Acórdão do Tribunal da Relação de Lisboa
Processo:
8592/2006-2
Relator: ISABEL CANADAS
Descritores: ERRO NA FORMA DO PROCESSO
PROCESSO COMUM
PRESTAÇÃO DE CONTAS
Nº do Documento: RL
Data do Acordão: 02/22/2007
Votação: UNANIMIDADE
Texto Integral: S
Meio Processual: AGRAVO
Decisão: PROVIDO
Sumário: I - A forma de processo afere-se em função do tipo de pretensão formulada pelo autor e não em referência à pretensão que devia ser por ele deduzida.
II - Ocorre o vício processual de erro na forma de processo quando a pretensão não seja deduzida segundo a forma geral ou especial de processo legalmente previstas. O mesmo só determinará a anulação de todo o processo, (como excepção dilatória) e a absolvição do réu da instância, nos casos em que a própria petição inicial não possa ser aproveitada para a forma de processo adequada (artºs. 199º, nº 1; 288º, nº 1, al. b); 493º, nº 2, e 494º, al. b), todos do C P C.)
III - Visando o autor o pagamento de uma quantia líquida, a título de «ressarcimento do que entende constituir seus prejuízos, decorrentes da utilização exclusiva por parte da Ré, sua ex-mulher, do imóvel património comum do casal que constituiu a casa de morada de família de ambos», não ocorre erro na forma de processo a escolha do processo comum para o efeito. Na verdade, não tendo o autor formulado qualquer exigência de prestação de contas e de eventual condenação no pagamento do saldo; carece de qualquer cabimento legal a aplicabilidade do processo especial de prestação de contas, uma vez que a quantia reclamada não é configurada como resultando de um qualquer acto de administração da Ré relativamente a bem comum do dissolvido casal.
(G.A)
Decisão Texto Integral: Acordam, na 2ª Secção Cível do Tribunal da Relação de Lisboa:

I. Relatório

1. T instaurou a presente acção declarativa de condenação, com processo ordinário, contra M, pedindo que a Ré seja condenada a pagar-lhe:
- a quantia de 19.500.000$00, como sua dívida ao A. relativa ao uso do prédio comum, equivalente a 50% do valor global das rendas vencidas desde Outubro de 2001, acrescida de juros legais, contados desde a data da citação até integral pagamento;
- mensalmente, a quantia de 125.000$00, como retribuição pelo uso do referido prédio, seja ou não a título de arrendamento, desde Novembro de 2001 até à efectivação da partilha;
- se assim se não considerar, o valor global das rendas vencidas, desde Outubro de 1988 até Outubro de 2001, relativa ao uso do citado imóvel, e vincendas à razão mensal de 250.000$00, devidas ao património comum indiviso.
Para tanto alegou, em resumo, que:
- A. e Ré foram casados um com o outro, tendo, por sentença de 30 de Setembro de 1999, sido decretado o divórcio e decidido que os efeitos patrimoniais do mesmo retrotraíam a 5 de Outubro de 1988;
- Do dissolvido casal existem diversos bens a partilhar, objecto de processo de inventário apenso à acção de divórcio;
- Do património comum fazem parte, entre outros, dois prédios urbanos identificados na petição inicial;
- O A. tem suportado, com bens próprios, diversos encargos com o património indiviso, de entre os quais se destacam os relativos aos prédios integrados no património comum;
- A Ré ocupa como sua própria morada um daqueles prédios urbanos, antiga morada de família do dissolvido casal, sem suportar qualquer encargo institucional;
- O outro prédio está inabitável, por alta de condições de utilização e segurança;
- O valor mensal do arrendamento do prédio ocupado pela Ré é de, no mínimo, 250.000$00.
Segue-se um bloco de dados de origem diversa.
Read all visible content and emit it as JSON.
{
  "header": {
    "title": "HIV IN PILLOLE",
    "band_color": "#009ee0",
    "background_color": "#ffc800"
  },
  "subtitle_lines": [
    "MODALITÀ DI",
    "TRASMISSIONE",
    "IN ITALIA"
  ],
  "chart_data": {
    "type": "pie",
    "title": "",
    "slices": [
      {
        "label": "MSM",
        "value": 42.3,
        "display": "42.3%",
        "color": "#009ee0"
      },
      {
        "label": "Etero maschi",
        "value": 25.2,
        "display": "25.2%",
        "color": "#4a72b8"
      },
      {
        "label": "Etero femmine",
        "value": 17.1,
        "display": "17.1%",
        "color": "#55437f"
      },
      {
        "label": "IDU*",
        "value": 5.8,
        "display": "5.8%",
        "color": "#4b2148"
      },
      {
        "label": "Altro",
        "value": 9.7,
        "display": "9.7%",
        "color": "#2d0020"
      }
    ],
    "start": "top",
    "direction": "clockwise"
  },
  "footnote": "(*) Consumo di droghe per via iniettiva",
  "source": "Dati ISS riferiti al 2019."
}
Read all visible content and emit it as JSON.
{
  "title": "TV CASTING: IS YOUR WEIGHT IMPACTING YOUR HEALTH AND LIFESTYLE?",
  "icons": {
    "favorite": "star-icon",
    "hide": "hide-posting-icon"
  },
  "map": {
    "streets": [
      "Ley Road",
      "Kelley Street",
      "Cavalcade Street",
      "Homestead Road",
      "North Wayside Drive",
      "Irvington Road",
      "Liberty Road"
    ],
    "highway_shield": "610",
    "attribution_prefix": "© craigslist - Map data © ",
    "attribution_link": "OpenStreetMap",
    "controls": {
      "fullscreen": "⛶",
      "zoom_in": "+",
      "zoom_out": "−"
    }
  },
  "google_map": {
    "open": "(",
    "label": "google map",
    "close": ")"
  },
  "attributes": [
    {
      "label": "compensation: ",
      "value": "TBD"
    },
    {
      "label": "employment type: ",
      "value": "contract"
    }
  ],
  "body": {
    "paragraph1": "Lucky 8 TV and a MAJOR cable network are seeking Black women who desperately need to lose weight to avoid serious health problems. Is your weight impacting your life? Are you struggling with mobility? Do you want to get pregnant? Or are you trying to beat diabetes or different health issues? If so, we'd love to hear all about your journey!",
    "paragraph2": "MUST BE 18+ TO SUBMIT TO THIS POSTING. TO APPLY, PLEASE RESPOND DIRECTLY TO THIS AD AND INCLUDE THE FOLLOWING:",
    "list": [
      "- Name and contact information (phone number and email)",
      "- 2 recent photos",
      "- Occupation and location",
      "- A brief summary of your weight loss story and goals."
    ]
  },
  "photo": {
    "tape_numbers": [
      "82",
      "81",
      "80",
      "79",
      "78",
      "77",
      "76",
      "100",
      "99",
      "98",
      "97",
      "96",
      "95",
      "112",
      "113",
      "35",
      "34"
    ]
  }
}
2. Pessoal e regularmente citada, a Ré contestou, defendendo-se por excepção dilatória, mediante arguição da ineptidão da petição inicial, consubstanciada na falta de causa de pedir, nos seguintes termos: o A. reclama a quantia de 19.500.000$00 a título de “50% do valor global das rendas vencidas desde Outubro de 19888 a Outubro de 2001” e relativas ao prédio comum, mas não invoca qualquer contrato de arrendamento que lhe servisse de título; por outro lado, o A., apesar de considerar “os lucros não percebidos pelo património comum do casal e relativos ao imóvel que a Ré ocupa nos últimos 12 anos” como “lucros cessantes”, invocando, assim, implicitamente a responsabilidade civil da Ré, não indica qualquer facto concreto, ilícito e culposo imputável à Ré e gerador dos prejuízos.
Termina pela absolvição da Ré da instância.

3. Replicou o A., sustentando, no essencial, que: não invoca qualquer contrato de arrendamento, pois não é essa a base da sua pretensão, mas antes o regime do artº. 1406º (os bens referidos na petição inicial são comuns, e está impedido de usufruir do prédio que a Ré ocupa, pelo que tem direito a metade do valor locatício do mesmo); caso o tribunal entenda que não será de aplicar o aludido artº. 1406º, estão reunidos todos os requisitos do regime do enriquecimento sem causa (a Ré está, injustificadamente, a enriquecer à custa do A.).

4. Realizada a audiência preliminar, foi proferido despacho saneador, que julgou improcedente a arguida excepção dilatória de nulidade de todo o processo, decorrente da ineptidão da petição inicial (por falta de causa de pedir), e que, oficiosamente, «com base em erro na forma processual utilizada pelo Autor», anulou todo o processo e absolveu a Ré da instância.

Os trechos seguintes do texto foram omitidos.